Museum Tour Opens Students' Eyes To The Recent Past
After the story hour ended, the Girl Scouts toured the museum, including a trip upstairs to the famous lunch counter where the sit-ins began.
"Is this the actual counter?" one student gasped.
The girls walked through exhibits and faced difficult images from the Jim Crow era. They saw a photo of 10 year-old Sarah Collins, who lost her right eye when white supremacists bombed the 16th Street Baptist Church in Birmingham, Alabama in 1963, killing four other little girls.
"I felt sorry for all the people. I didn't know that that happened," Erykah said. "I didn't know they got burned, and everything like that."
One thing that left an imprint on Erykah was just how recent this history is. Children and their parents gasped when their tour guide explained that Ruby Bridges - who desegregated a Louisiana elementary school at the age of 6 - is still alive at the age of 65.
"She's younger than your grandma," Erykah's mother Vickie Meadows explained to her.

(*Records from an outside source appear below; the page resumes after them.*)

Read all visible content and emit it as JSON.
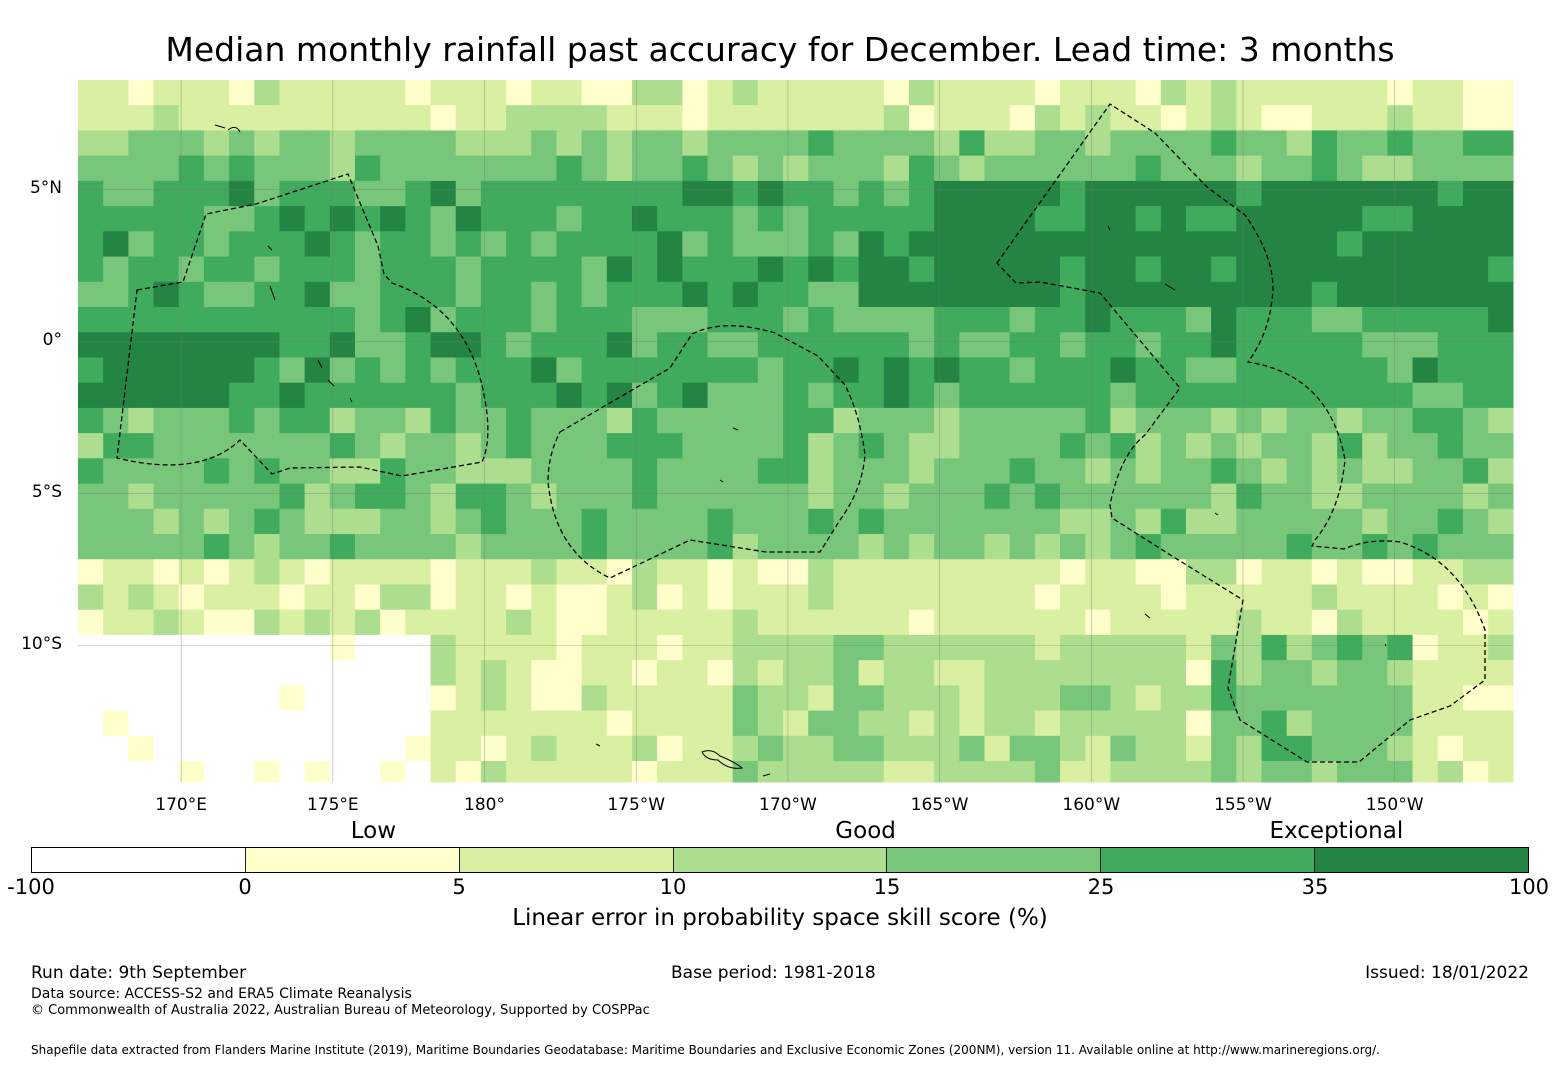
{
  "title": "Median monthly rainfall past accuracy for December. Lead time: 3 months",
  "axes": {
    "lat_labels": [
      {
        "text": "5°N",
        "lat": 5
      },
      {
        "text": "0°",
        "lat": 0
      },
      {
        "text": "5°S",
        "lat": -5
      },
      {
        "text": "10°S",
        "lat": -10
      }
    ],
    "lon_labels": [
      {
        "text": "170°E",
        "lon": 170
      },
      {
        "text": "175°E",
        "lon": 175
      },
      {
        "text": "180°",
        "lon": 180
      },
      {
        "text": "175°W",
        "lon": 185
      },
      {
        "text": "170°W",
        "lon": 190
      },
      {
        "text": "165°W",
        "lon": 195
      },
      {
        "text": "160°W",
        "lon": 200
      },
      {
        "text": "155°W",
        "lon": 205
      },
      {
        "text": "150°W",
        "lon": 210
      }
    ],
    "lon_range": [
      166.6,
      213.9
    ],
    "lat_range": [
      -14.5,
      8.6
    ]
  },
  "legend": {
    "categories": [
      {
        "text": "Low",
        "value": 3
      },
      {
        "text": "Good",
        "value": 14.5
      },
      {
        "text": "Exceptional",
        "value": 41.5
      }
    ],
    "ticks": [
      "-100",
      "0",
      "5",
      "10",
      "15",
      "25",
      "35",
      "100"
    ],
    "colors": [
      "#ffffff",
      "#ffffcc",
      "#d9f0a3",
      "#addd8e",
      "#78c679",
      "#41ab5d",
      "#238443"
    ],
    "title": "Linear error in probability space skill score (%)"
  },
  "footer": {
    "run_date": "Run date: 9th September",
    "base_period": "Base period: 1981-2018",
    "issued": "Issued: 18/01/2022",
    "data_source": "Data source: ACCESS-S2 and ERA5 Climate Reanalysis",
    "copyright": "© Commonwealth of Australia 2022, Australian Bureau of Meteorology, Supported by COSPPac",
    "shapefile": "Shapefile data extracted from Flanders Marine Institute (2019), Maritime Boundaries Geodatabase: Maritime Boundaries and Exclusive Economic Zones (200NM), version 11. Available online at http://www.marineregions.org/."
  },
  "chart_data": {
    "type": "heatmap",
    "title": "Median monthly rainfall past accuracy for December. Lead time: 3 months",
    "colorbar_label": "Linear error in probability space skill score (%)",
    "bins": [
      -100,
      0,
      5,
      10,
      15,
      25,
      35,
      100
    ],
    "bin_colors": [
      "#ffffff",
      "#ffffcc",
      "#d9f0a3",
      "#addd8e",
      "#78c679",
      "#41ab5d",
      "#238443"
    ],
    "lon_range": [
      166.6,
      213.9
    ],
    "lat_range": [
      -14.5,
      8.6
    ],
    "cell_deg": 0.83,
    "bands": [
      {
        "lat": [
          8.6,
          7.0
        ],
        "class": 2
      },
      {
        "lat": [
          7.0,
          5.5
        ],
        "class": 4
      },
      {
        "lat": [
          5.5,
          1.0
        ],
        "class": 5
      },
      {
        "lat": [
          1.0,
          -2.0
        ],
        "class": 5
      },
      {
        "lat": [
          -2.0,
          -5.0
        ],
        "class": 4
      },
      {
        "lat": [
          -5.0,
          -7.0
        ],
        "class": 4
      },
      {
        "lat": [
          -7.0,
          -9.5
        ],
        "class": 2
      },
      {
        "lat": [
          -9.5,
          -14.5
        ],
        "class": 2
      }
    ]
  }
}
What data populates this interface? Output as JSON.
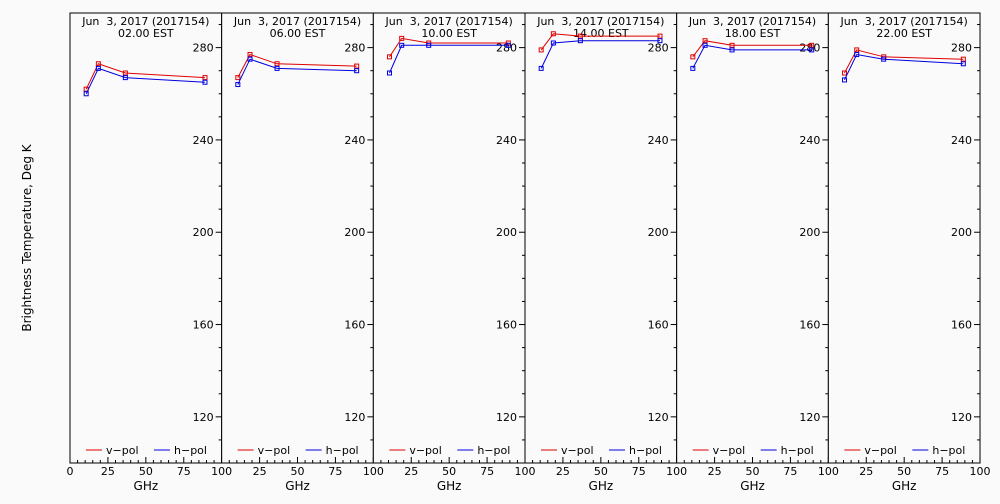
{
  "ylabel": "Brightness Temperature, Deg K",
  "legend": {
    "vpol_label": "v−pol",
    "hpol_label": "h−pol",
    "vpol_color": "#e00000",
    "hpol_color": "#0000e0"
  },
  "chart_data": [
    {
      "type": "line",
      "title": "Jun  3, 2017 (2017154)",
      "subtitle": "02.00 EST",
      "xlabel": "GHz",
      "x": [
        10.65,
        18.7,
        36.5,
        89.0
      ],
      "series": [
        {
          "name": "v−pol",
          "values": [
            262,
            273,
            269,
            267
          ]
        },
        {
          "name": "h−pol",
          "values": [
            260,
            271,
            267,
            265
          ]
        }
      ],
      "xlim": [
        0,
        100
      ],
      "ylim": [
        100,
        295
      ],
      "xticks": [
        "0",
        "25",
        "50",
        "75",
        "100"
      ],
      "yticks": [
        "120",
        "160",
        "200",
        "240",
        "280"
      ]
    },
    {
      "type": "line",
      "title": "Jun  3, 2017 (2017154)",
      "subtitle": "06.00 EST",
      "xlabel": "GHz",
      "x": [
        10.65,
        18.7,
        36.5,
        89.0
      ],
      "series": [
        {
          "name": "v−pol",
          "values": [
            267,
            277,
            273,
            272
          ]
        },
        {
          "name": "h−pol",
          "values": [
            264,
            275,
            271,
            270
          ]
        }
      ],
      "xlim": [
        0,
        100
      ],
      "ylim": [
        100,
        295
      ],
      "xticks": [
        "0",
        "25",
        "50",
        "75",
        "100"
      ],
      "yticks": [
        "120",
        "160",
        "200",
        "240",
        "280"
      ]
    },
    {
      "type": "line",
      "title": "Jun  3, 2017 (2017154)",
      "subtitle": "10.00 EST",
      "xlabel": "GHz",
      "x": [
        10.65,
        18.7,
        36.5,
        89.0
      ],
      "series": [
        {
          "name": "v−pol",
          "values": [
            276,
            284,
            282,
            282
          ]
        },
        {
          "name": "h−pol",
          "values": [
            269,
            281,
            281,
            281
          ]
        }
      ],
      "xlim": [
        0,
        100
      ],
      "ylim": [
        100,
        295
      ],
      "xticks": [
        "0",
        "25",
        "50",
        "75",
        "100"
      ],
      "yticks": [
        "120",
        "160",
        "200",
        "240",
        "280"
      ]
    },
    {
      "type": "line",
      "title": "Jun  3, 2017 (2017154)",
      "subtitle": "14.00 EST",
      "xlabel": "GHz",
      "x": [
        10.65,
        18.7,
        36.5,
        89.0
      ],
      "series": [
        {
          "name": "v−pol",
          "values": [
            279,
            286,
            285,
            285
          ]
        },
        {
          "name": "h−pol",
          "values": [
            271,
            282,
            283,
            283
          ]
        }
      ],
      "xlim": [
        0,
        100
      ],
      "ylim": [
        100,
        295
      ],
      "xticks": [
        "0",
        "25",
        "50",
        "75",
        "100"
      ],
      "yticks": [
        "120",
        "160",
        "200",
        "240",
        "280"
      ]
    },
    {
      "type": "line",
      "title": "Jun  3, 2017 (2017154)",
      "subtitle": "18.00 EST",
      "xlabel": "GHz",
      "x": [
        10.65,
        18.7,
        36.5,
        89.0
      ],
      "series": [
        {
          "name": "v−pol",
          "values": [
            276,
            283,
            281,
            281
          ]
        },
        {
          "name": "h−pol",
          "values": [
            271,
            281,
            279,
            279
          ]
        }
      ],
      "xlim": [
        0,
        100
      ],
      "ylim": [
        100,
        295
      ],
      "xticks": [
        "0",
        "25",
        "50",
        "75",
        "100"
      ],
      "yticks": [
        "120",
        "160",
        "200",
        "240",
        "280"
      ]
    },
    {
      "type": "line",
      "title": "Jun  3, 2017 (2017154)",
      "subtitle": "22.00 EST",
      "xlabel": "GHz",
      "x": [
        10.65,
        18.7,
        36.5,
        89.0
      ],
      "series": [
        {
          "name": "v−pol",
          "values": [
            269,
            279,
            276,
            275
          ]
        },
        {
          "name": "h−pol",
          "values": [
            266,
            277,
            275,
            273
          ]
        }
      ],
      "xlim": [
        0,
        100
      ],
      "ylim": [
        100,
        295
      ],
      "xticks": [
        "0",
        "25",
        "50",
        "75",
        "100"
      ],
      "yticks": [
        "120",
        "160",
        "200",
        "240",
        "280"
      ]
    }
  ]
}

Erykah's eyes widened, as she looked up at her mom as if to ask if her grandmother experienced the things she'd learned about at the museum.
"Yeah, you can ask her when you go home, she'll tell you all about it," Meadows said.
Then Meadows explained that her aunt is about the same age as Ruby Bridges, and she helped to desegregate her own school. Meadows said they could give her aunt a call to keep the conversation going.
The story hour at the International Civil Rights Center and Museum will continue every second and fourth Saturday of the month all year, with various themes about race and representing different minority communities each month.